- Tem razão, Sr. Reitor. Eu não me quero apresentar como inocente.
Digo humildemente: peccavi. Mas que quer? Onde se encontram facilidades... nem todos têm força para se vencer. E depois olhe que nos falta deveras a capa egípcia de José, para a sacudir dos ombros em ocasiões de aperto.
- Adeus! Aí torna com as suas! - disse o reitor, custando-lhe a disfarçar um sorriso.
O certo é, porém, que o padre estava aplacado. Tranquilizou Daniel, contando-lhe tudo o que tinha sucedido. Fez-lhe um longo sermão de moral, afirmando-lhe no fim que, se não fosse por saber a família Esquina «useira e vezeira» nestas tentativas de especular casamentos de vantagem, e nem sempre por meios justificáveis, seria menos indulgente.

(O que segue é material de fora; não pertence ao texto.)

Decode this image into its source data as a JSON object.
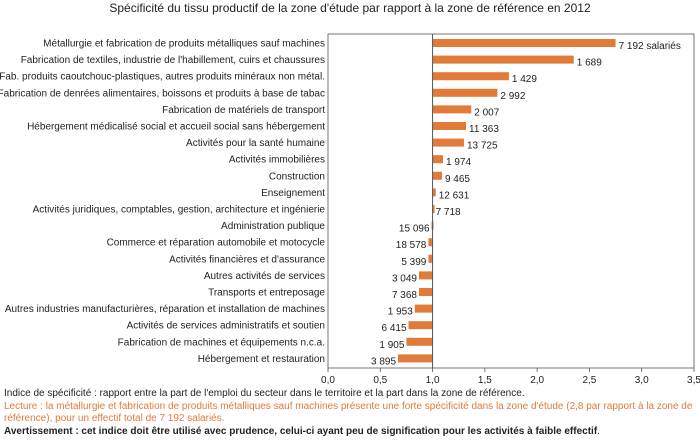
{
  "chart_data": {
    "type": "bar",
    "orientation": "horizontal",
    "title": "Spécificité du tissu productif de la zone d'étude par rapport à la zone de référence en 2012",
    "categories": [
      "Métallurgie et fabrication de produits métalliques sauf machines",
      "Fabrication de textiles, industrie de l'habillement, cuirs et chaussures",
      "Fab. produits caoutchouc-plastiques, autres produits minéraux non métal.",
      "Fabrication de denrées alimentaires, boissons et produits à base de tabac",
      "Fabrication de matériels de transport",
      "Hébergement médicalisé social et accueil social sans hébergement",
      "Activités pour la santé humaine",
      "Activités immobilières",
      "Construction",
      "Enseignement",
      "Activités juridiques, comptables, gestion, architecture et ingénierie",
      "Administration publique",
      "Commerce et réparation automobile et motocycle",
      "Activités financières et d'assurance",
      "Autres activités de services",
      "Transports et entreposage",
      "Autres industries manufacturières, réparation et installation de machines",
      "Activités de services administratifs et soutien",
      "Fabrication de machines et équipements n.c.a.",
      "Hébergement et restauration"
    ],
    "values": [
      2.75,
      2.35,
      1.73,
      1.62,
      1.37,
      1.32,
      1.3,
      1.1,
      1.09,
      1.03,
      1.0,
      0.99,
      0.96,
      0.96,
      0.87,
      0.87,
      0.83,
      0.77,
      0.75,
      0.67
    ],
    "data_labels": [
      "7 192 salariés",
      "1 689",
      "1 429",
      "2 992",
      "2 007",
      "11 363",
      "13 725",
      "1 974",
      "9 465",
      "12 631",
      "7 718",
      "15 096",
      "18 578",
      "5 399",
      "3 049",
      "7 368",
      "1 953",
      "6 415",
      "1 905",
      "3 895"
    ],
    "xlim": [
      0,
      3.5
    ],
    "x_ticks": [
      0,
      0.5,
      1,
      1.5,
      2,
      2.5,
      3,
      3.5
    ],
    "x_tick_labels": [
      "0,0",
      "0,5",
      "1,0",
      "1,5",
      "2,0",
      "2,5",
      "3,0",
      "3,5"
    ],
    "reference_line": 1.0,
    "xlabel": "",
    "ylabel": "",
    "grid": false,
    "legend": "none",
    "colors": {
      "bar": "#e07b39",
      "axis": "#555555",
      "text": "#222222",
      "reading_note": "#e07b39"
    }
  },
  "notes": {
    "definition": "Indice de spécificité : rapport entre la part de l'emploi du secteur dans le territoire et la part dans la zone de référence.",
    "reading": "Lecture : la métallurgie et fabrication de produits métalliques sauf machines présente une forte spécificité dans la zone d'étude (2,8 par rapport à la zone de référence), pour un effectif total de 7 192 salariés.",
    "warning": "Avertissement : cet indice doit être utilisé avec prudence, celui-ci ayant peu de signification pour les activités à faible effectif",
    "warning_end": "."
  }
}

Daniel fez voto de emenda e protestou ser aquela a sua última rapaziada.
Graças, porém, à loquacidade da Sr.ª Teresa a história dos versos transpirou e causou escândalo na aldeia. Não se falou em outra coisa, durante algumas semanas. Os pais olharam Daniel com desconfiança; os rapazes, com ciúme; as raparigas, com curiosidade. O trio de línguas da casa dos Esquinas cantou a palinódia a respeito de Daniel e com não menor valentia do que a empregada nas loas com que primeiro o tinham celebrado.
Por todos os lados da aldeia ressoaram os coros. O nível da reputação de João Semana subiu no conceito público. Daniel confirmou a sua reputação de libertino e de homem perigoso. Ele é que era indiferente a isso tudo. Dava-lhe poucos cuidados o futuro da sua vida clínica, assim tão ameaçado. Continuava gozando, com resignação, se não com prazer, os ócios daquele viver de morgado.